Disclaimer: These are my personal notes on this paper. I am in no way related to this paper. All credits go towards the authors.

DeepFakes Evolution: Analysis of Facial Regions and Fake Detection Performance

July 2, 2020 - Paper Link - Tags: Deepfake, Detection

Summary

Looks into detecting deepfakes using Xception and Capsule Network. The first and second generation of datasets are compared with these networks. The effects of using different facial regions are explored, i.e. entire face, eyes, mouth, eyes, and the rest of the face.

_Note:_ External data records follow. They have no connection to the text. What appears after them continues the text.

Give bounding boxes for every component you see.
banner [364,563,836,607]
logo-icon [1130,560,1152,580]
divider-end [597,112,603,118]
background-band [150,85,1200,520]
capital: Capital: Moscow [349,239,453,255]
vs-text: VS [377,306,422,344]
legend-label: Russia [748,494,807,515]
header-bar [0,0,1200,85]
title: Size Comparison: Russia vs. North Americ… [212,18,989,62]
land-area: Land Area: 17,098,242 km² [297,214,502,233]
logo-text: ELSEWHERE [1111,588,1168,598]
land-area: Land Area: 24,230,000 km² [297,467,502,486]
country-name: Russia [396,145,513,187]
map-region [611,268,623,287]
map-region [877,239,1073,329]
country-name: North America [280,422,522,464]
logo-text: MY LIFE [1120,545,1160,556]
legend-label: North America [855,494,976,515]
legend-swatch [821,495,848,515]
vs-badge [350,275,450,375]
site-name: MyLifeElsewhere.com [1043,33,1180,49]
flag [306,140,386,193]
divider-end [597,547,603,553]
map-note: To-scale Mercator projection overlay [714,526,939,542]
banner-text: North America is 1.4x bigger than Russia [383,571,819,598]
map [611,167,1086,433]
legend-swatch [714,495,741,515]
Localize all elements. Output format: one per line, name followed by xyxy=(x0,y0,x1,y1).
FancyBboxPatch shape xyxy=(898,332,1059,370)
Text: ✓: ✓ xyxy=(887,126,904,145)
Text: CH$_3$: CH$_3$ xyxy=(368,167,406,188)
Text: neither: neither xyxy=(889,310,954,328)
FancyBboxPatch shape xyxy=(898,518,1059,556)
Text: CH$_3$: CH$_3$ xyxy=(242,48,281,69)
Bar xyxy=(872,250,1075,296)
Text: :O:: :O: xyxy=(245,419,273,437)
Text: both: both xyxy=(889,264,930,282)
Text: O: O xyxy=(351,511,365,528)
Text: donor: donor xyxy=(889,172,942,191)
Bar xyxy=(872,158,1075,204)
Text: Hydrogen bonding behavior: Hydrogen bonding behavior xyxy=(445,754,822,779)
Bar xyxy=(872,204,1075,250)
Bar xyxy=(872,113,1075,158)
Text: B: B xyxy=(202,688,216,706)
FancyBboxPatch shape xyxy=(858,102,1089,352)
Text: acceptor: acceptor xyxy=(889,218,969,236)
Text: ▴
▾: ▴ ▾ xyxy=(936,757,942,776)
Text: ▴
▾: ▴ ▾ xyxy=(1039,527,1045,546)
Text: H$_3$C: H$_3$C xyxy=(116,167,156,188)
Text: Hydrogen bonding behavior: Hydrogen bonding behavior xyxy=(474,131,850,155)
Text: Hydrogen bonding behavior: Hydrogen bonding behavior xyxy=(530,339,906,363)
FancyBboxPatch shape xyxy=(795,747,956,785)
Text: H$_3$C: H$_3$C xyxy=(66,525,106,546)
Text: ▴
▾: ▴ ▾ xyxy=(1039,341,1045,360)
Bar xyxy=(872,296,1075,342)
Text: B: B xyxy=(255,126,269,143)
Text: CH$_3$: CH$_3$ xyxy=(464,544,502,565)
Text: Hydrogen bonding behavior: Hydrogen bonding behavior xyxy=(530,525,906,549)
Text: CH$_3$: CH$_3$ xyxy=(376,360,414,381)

The second generation is much harder to detect than the first generation. In general, the eyes (or a single eye) is the most telling feature.

Notes

There are two generations of deepfake datasets. UADFV and FaceForensics++ are in the first generation. Celeb-DF and DFDC Preview are in the second generation. Table 1 summarizes these two datasets.
The first generation is essentially a solved problem.
For facial region segmentation, they use the 68 landmarks extracted by OpenFace2. OpenFace2 is robust against: pose variation, distance from the camera, and light conditions. Even works on challenging datasets, such as the DFDC dataset.
Xception and Capsule Network
A specific fake detector is trained per database and facial region
Different people are used for training and testing, therefor, the models have to learn the difference between deepfakes and pristine examples, not the people. The same identities were used for each split on all models
Had roughly ad 80-20 testing-evaluation dataset split
Results

Table 3 explores the results.
FaceForensics++ proved more challenging than the UADFV dataset, although, both had near 100% accuracy on both models.
In general, when the entire face was used provided the best results.
Out of all the face regions measured, eyes was the best determiner for deepfakes. The only exception was with FaceForensics++, where the mouth was the best determiner. FaceForensics++ has a lack of detail in the teeth and had inconsistencies in lips.
Both detectors performed much worse on the second generation datasets compared to the first generation.
Figure 3 shows a heat map using Grad-CAM representing the facial features most useful for each fake detector.
When only eyes are used, one eye is generally favored over the other.

Xception	Face	Eyes
UADFV	100	99.70
FaceForensics++	99.40	92.70
Celeb-DF	83.60	77.30
DFDC Preview	91.17	83.90
Capsule Network
UADFV	99.90	100
FaceForensics++	99.52	95.32
Celeb-DF	82.46	76.64
DFDC Preview	87.45	83.12

Citation: Tolosana, Ruben, et al. "DeepFakes Evolution: Analysis of Facial Regions and Fake Detection Performance." arXiv preprint arXiv:2004.07532 (2020).